This analysis is opinion only and should not be interpreted as financial advice.

CODEYOURFUTURE LABS LIMITED - Analysis Report

Company Number: 13232479

Analysis Date: 2025-07-29 15:15 UTC

  1. Credit Opinion: CONDITIONAL APPROVAL
    CodeYourFuture Labs Limited demonstrates a stable cash position with significant liquid assets relative to current liabilities, indicating an ability to meet short-term obligations. However, the company's net asset base is minimal (£100), and the equity position is negligible, reflecting a very thin capital buffer. The company is relatively new (incorporated 2021) and operates in a niche education and employment placement sector, which can be sensitive to economic cycles. Its continued reliance on funds owed to its parent charity and distributions paid to the parent suggest limited operational profitability and dependence on external funding. Credit approval is recommended on the condition of continued close monitoring of cash flows and external funding, as financial resilience is modest.

  2. Financial Strength:
    The balance sheet shows almost no fixed assets and only current assets, dominated by cash (£608k in 2024). Current liabilities closely match current assets, resulting in net current assets of only £100. Shareholders' funds are minimal at £100, indicating very low equity and no retained earnings. The company has improved from a negative net asset position in 2021 to a positive but marginal one in recent years. The significant amounts owed to and from the parent charity highlight dependency on related party transactions rather than independent financial strength. The small capital base limits the company's ability to absorb financial shocks.

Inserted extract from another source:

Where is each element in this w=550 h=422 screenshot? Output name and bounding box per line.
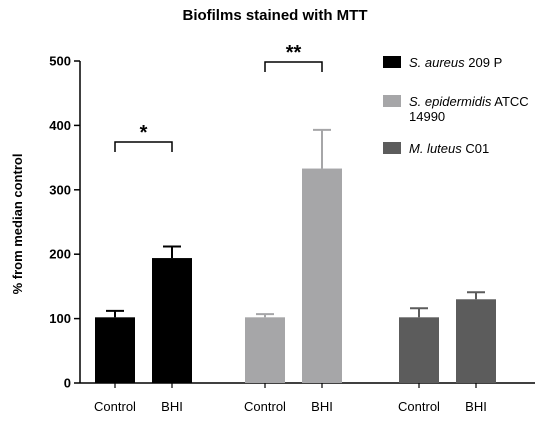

  3. Cash Flow Assessment:
    The company holds strong cash reserves relative to liabilities, with cash increasing from £573k in 2023 to £608k in 2024, showing good liquidity. Debtors are small but increased to £46,790 in 2024, which may slightly affect liquidity if not collected promptly. Current liabilities are largely deferred income and amounts owed to the parent charity, which could impact cash flow if repayment terms change. Working capital is positive but minimal (£100), indicating tight short-term financial flexibility. Overall, liquidity is adequate, but the reliance on parent funding should be managed carefully.

  4. Monitoring Points:

  • Track cash balances and liquidity quarterly to ensure ongoing ability to meet short-term obligations without increasing dependency on related parties.
  • Monitor debtor collections to avoid cash flow disruptions, especially given the increase in trade debtors in 2024.
  • Review deferred income and creditor balances with the parent charity to assess sustainability and repayment terms.
  • Watch for profitability improvements and build of equity to strengthen the balance sheet over time.
  • Observe any changes in funding arrangements or distributions to the parent that may stress cash flows.